On the issue of student versus family housing, Palmer said the council is aware of the problems.
The council wants students to be in safe housing, she said.
But she also said she doesn't think the city can tell a property owner what they can or can't do with their properties.
Palmer said she is also concerned about vacant homes that are off the tax rolls.
Southard suggested the city look at ways it can give grants to families who purchase vacated homes in tax auctions so they can fix the properties.
Holmes, who is on the city Zoning Board of Appeals, said there are efforts to try and improve the housing situation.
"A lot of houses are in rough shape," Holmes said.
He suggested the city come up with a plan to give tax breaks or rebates to people who purchase and improve properties.
All eight candidates said they supported the city charter revision, although some questioned the scope of powers to be had by the city manager.
Rorick said any expansion of authority could lead to an abuse of authority.
He said he hopes the Common Council and mayor would be willing to exert authority over the city manager.
Naples suggested the city look even further at itself and said a "professional, licensed, full-time engineer is needed.

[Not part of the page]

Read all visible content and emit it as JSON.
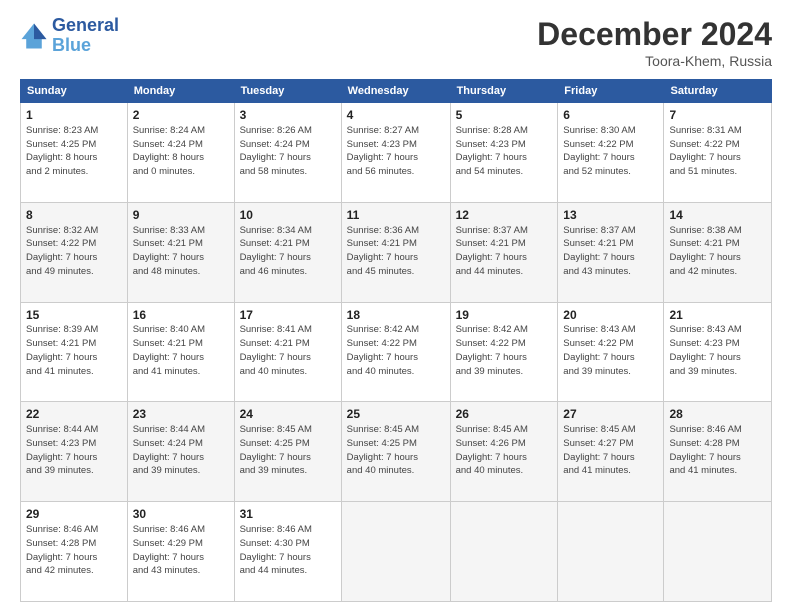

He also said city work crews have been depleted by people leaving and there are no more "tradesmen" bringing expertise to the job.

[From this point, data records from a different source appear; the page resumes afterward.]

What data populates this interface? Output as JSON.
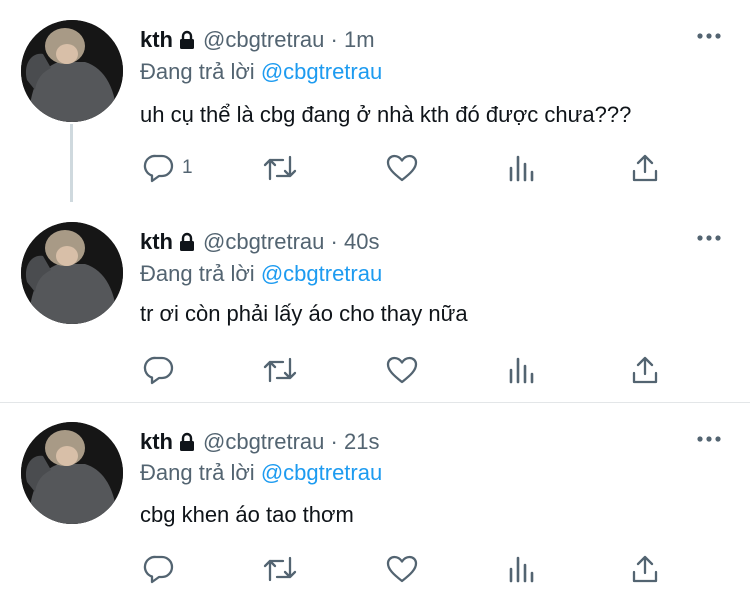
{
  "tweets": [
    {
      "name": "kth",
      "handle": "@cbgtretrau",
      "separator": "·",
      "time": "1m",
      "reply_prefix": "Đang trả lời",
      "reply_to": "@cbgtretrau",
      "text": "uh cụ thể là cbg đang ở nhà kth đó được chưa???",
      "reply_count": "1"
    },
    {
      "name": "kth",
      "handle": "@cbgtretrau",
      "separator": "·",
      "time": "40s",
      "reply_prefix": "Đang trả lời",
      "reply_to": "@cbgtretrau",
      "text": "tr ơi còn phải lấy áo cho thay nữa",
      "reply_count": ""
    },
    {
      "name": "kth",
      "handle": "@cbgtretrau",
      "separator": "·",
      "time": "21s",
      "reply_prefix": "Đang trả lời",
      "reply_to": "@cbgtretrau",
      "text": "cbg khen áo tao thơm",
      "reply_count": ""
    }
  ],
  "colors": {
    "text": "#0f1419",
    "secondary": "#536471",
    "link": "#1d9bf0",
    "divider": "#e3e6e8",
    "thread_line": "#cfd9de"
  },
  "icons": [
    "lock-icon",
    "more-icon",
    "reply-icon",
    "retweet-icon",
    "like-icon",
    "views-icon",
    "share-icon"
  ]
}
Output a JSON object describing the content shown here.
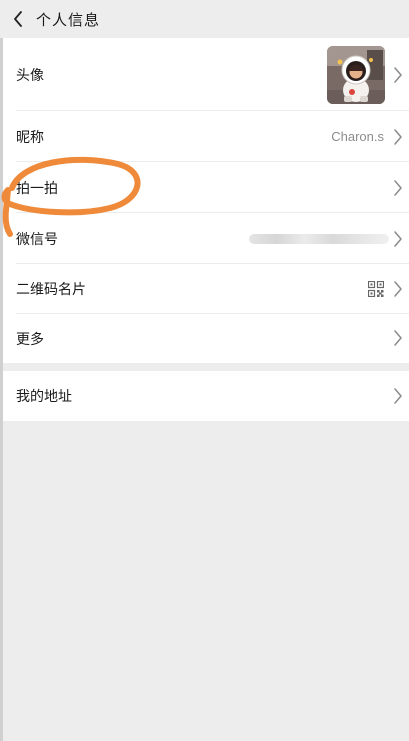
{
  "header": {
    "title": "个人信息",
    "back_icon": "chevron-left-icon"
  },
  "profile": {
    "avatar_label": "头像",
    "nickname_label": "昵称",
    "nickname_value": "Charon.s",
    "pat_label": "拍一拍",
    "wechat_id_label": "微信号",
    "qr_label": "二维码名片",
    "more_label": "更多"
  },
  "address": {
    "label": "我的地址"
  },
  "colors": {
    "annotation": "#ef8a3a",
    "background": "#ededed",
    "row": "#ffffff"
  }
}
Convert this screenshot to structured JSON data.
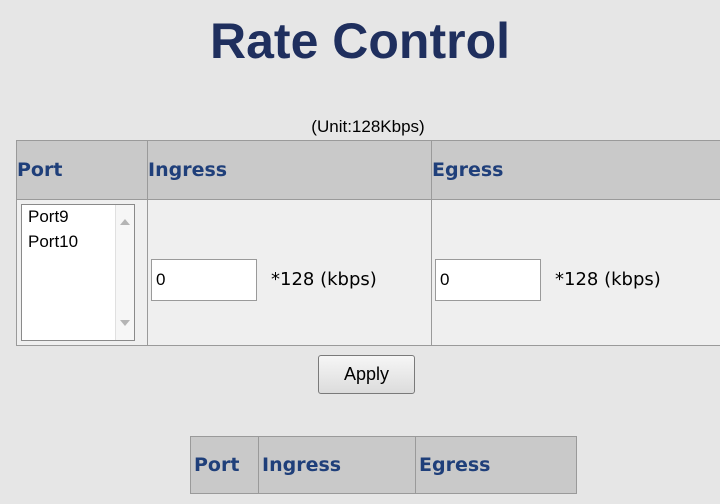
{
  "page": {
    "title": "Rate Control",
    "unit_note": "(Unit:128Kbps)"
  },
  "main_table": {
    "headers": {
      "port": "Port",
      "ingress": "Ingress",
      "egress": "Egress"
    },
    "port_list": [
      "Port9",
      "Port10"
    ],
    "ingress": {
      "value": "0",
      "suffix": "*128 (kbps)"
    },
    "egress": {
      "value": "0",
      "suffix": "*128 (kbps)"
    }
  },
  "apply_button": {
    "label": "Apply"
  },
  "summary_table": {
    "headers": {
      "port": "Port",
      "ingress": "Ingress",
      "egress": "Egress"
    }
  },
  "colors": {
    "title": "#1f2f5e",
    "header_text": "#1f3f7a",
    "header_bg": "#c9c9c9",
    "page_bg": "#e6e6e6"
  }
}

Holden said the position of city manger will pay for itself as government is streamlined.
"I think it's like taking an old, windy road and straightening it out.

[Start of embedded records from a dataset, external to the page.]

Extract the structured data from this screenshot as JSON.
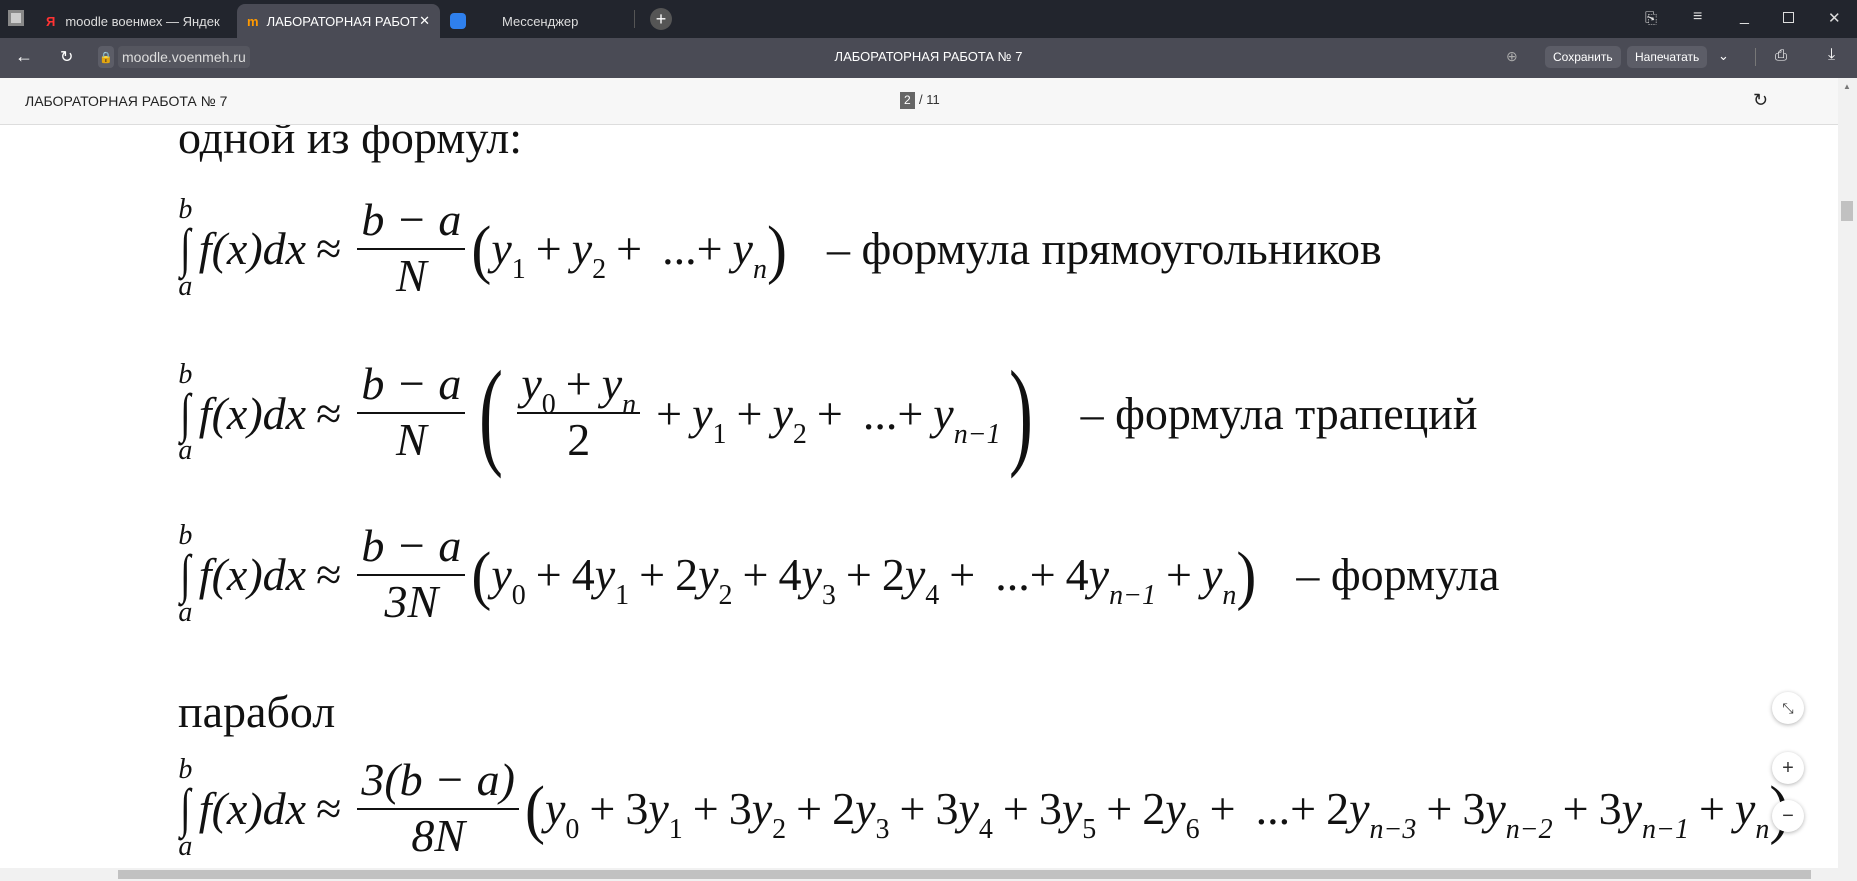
{
  "tabs": [
    {
      "label": "moodle военмех — Яндек",
      "icon": "yandex-icon"
    },
    {
      "label": "ЛАБОРАТОРНАЯ РАБОТ",
      "icon": "moodle-icon",
      "active": true
    },
    {
      "label": "Мессенджер",
      "icon": "messenger-icon"
    }
  ],
  "toolbar": {
    "url": "moodle.voenmeh.ru",
    "title": "ЛАБОРАТОРНАЯ РАБОТА № 7",
    "save_label": "Сохранить",
    "print_label": "Напечатать"
  },
  "pdf": {
    "title": "ЛАБОРАТОРНАЯ РАБОТА № 7",
    "current_page": "2",
    "total_pages": "/ 11"
  },
  "doc": {
    "intro": "одной из формул:",
    "between": "парабол",
    "formulas": [
      {
        "upper": "b",
        "lower": "a",
        "integrand": "f(x)dx",
        "approx": "≈",
        "num": "b − a",
        "den": "N",
        "body": [
          {
            "v": "y",
            "s": "1"
          },
          {
            "o": "+"
          },
          {
            "v": "y",
            "s": "2"
          },
          {
            "o": "+"
          },
          {
            "o": "...+"
          },
          {
            "v": "y",
            "s": "n"
          }
        ],
        "label": "– формула прямоугольников"
      },
      {
        "upper": "b",
        "lower": "a",
        "integrand": "f(x)dx",
        "approx": "≈",
        "num": "b − a",
        "den": "N",
        "inner_num": [
          {
            "v": "y",
            "s": "0"
          },
          {
            "o": "+"
          },
          {
            "v": "y",
            "s": "n"
          }
        ],
        "inner_den": "2",
        "body": [
          {
            "o": "+"
          },
          {
            "v": "y",
            "s": "1"
          },
          {
            "o": "+"
          },
          {
            "v": "y",
            "s": "2"
          },
          {
            "o": "+"
          },
          {
            "o": "...+"
          },
          {
            "v": "y",
            "s": "n−1"
          }
        ],
        "label": "– формула трапеций"
      },
      {
        "upper": "b",
        "lower": "a",
        "integrand": "f(x)dx",
        "approx": "≈",
        "num": "b − a",
        "den": "3N",
        "body": [
          {
            "v": "y",
            "s": "0"
          },
          {
            "o": "+"
          },
          {
            "c": "4"
          },
          {
            "v": "y",
            "s": "1"
          },
          {
            "o": "+"
          },
          {
            "c": "2"
          },
          {
            "v": "y",
            "s": "2"
          },
          {
            "o": "+"
          },
          {
            "c": "4"
          },
          {
            "v": "y",
            "s": "3"
          },
          {
            "o": "+"
          },
          {
            "c": "2"
          },
          {
            "v": "y",
            "s": "4"
          },
          {
            "o": "+"
          },
          {
            "o": "...+"
          },
          {
            "c": "4"
          },
          {
            "v": "y",
            "s": "n−1"
          },
          {
            "o": "+"
          },
          {
            "v": "y",
            "s": "n"
          }
        ],
        "label": "– формула"
      },
      {
        "upper": "b",
        "lower": "a",
        "integrand": "f(x)dx",
        "approx": "≈",
        "num": "3(b − a)",
        "den": "8N",
        "body": [
          {
            "v": "y",
            "s": "0"
          },
          {
            "o": "+"
          },
          {
            "c": "3"
          },
          {
            "v": "y",
            "s": "1"
          },
          {
            "o": "+"
          },
          {
            "c": "3"
          },
          {
            "v": "y",
            "s": "2"
          },
          {
            "o": "+"
          },
          {
            "c": "2"
          },
          {
            "v": "y",
            "s": "3"
          },
          {
            "o": "+"
          },
          {
            "c": "3"
          },
          {
            "v": "y",
            "s": "4"
          },
          {
            "o": "+"
          },
          {
            "c": "3"
          },
          {
            "v": "y",
            "s": "5"
          },
          {
            "o": "+"
          },
          {
            "c": "2"
          },
          {
            "v": "y",
            "s": "6"
          },
          {
            "o": "+"
          },
          {
            "o": "...+"
          },
          {
            "c": "2"
          },
          {
            "v": "y",
            "s": "n−3"
          },
          {
            "o": "+"
          },
          {
            "c": "3"
          },
          {
            "v": "y",
            "s": "n−2"
          },
          {
            "o": "+"
          },
          {
            "c": "3"
          },
          {
            "v": "y",
            "s": "n−1"
          },
          {
            "o": "+"
          },
          {
            "v": "y",
            "s": "n"
          }
        ],
        "label": ""
      }
    ]
  },
  "zoom_controls": {
    "fit": "⤡",
    "plus": "+",
    "minus": "−"
  }
}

Holmes said the city manager would be the ideal person to lead the effort to seek out new businesses to come to Oneonta.
He also said the council and the mayor would have to keep a tight leash on a new city manager, but he also said that during the interview process for hiring one, the city's expectations could be made clear.
Heegan cautioned city managers have an average stay of 5 to 7 years and the city needs to be prepared for that.
Malone, a member of the Charter Revision Commission, said a lot of thought was put into it and the city manager emerged as the most viable option, over going to a full-time mayor.
The future of the Oneonta Municipal Airport was also debated.
Malone said he would want to study the issue of privatization of the Oneonta Municipal Airport and suggested the area did not need airports in Sidney, Norwich and Oneonta.
"I think it come more in the category of a luxury than a necessity," Malone said.
Malone said he recognizes the benefit of it, but noted that not many Oneonta residents are private flyers.
Palmer said she is against privatization.
Rorick said he thought selling the airport could be a good thing.
Naples questioned how much money the city invests in the airport and said he is in favor of getting selling the airport to a private business.
Southard said his "gut feeling" would be to privatize it.
"I am not so sure the taxpayers are getting a benefit out of it," he said.
Holden and Holmes said they had no positions on the airport.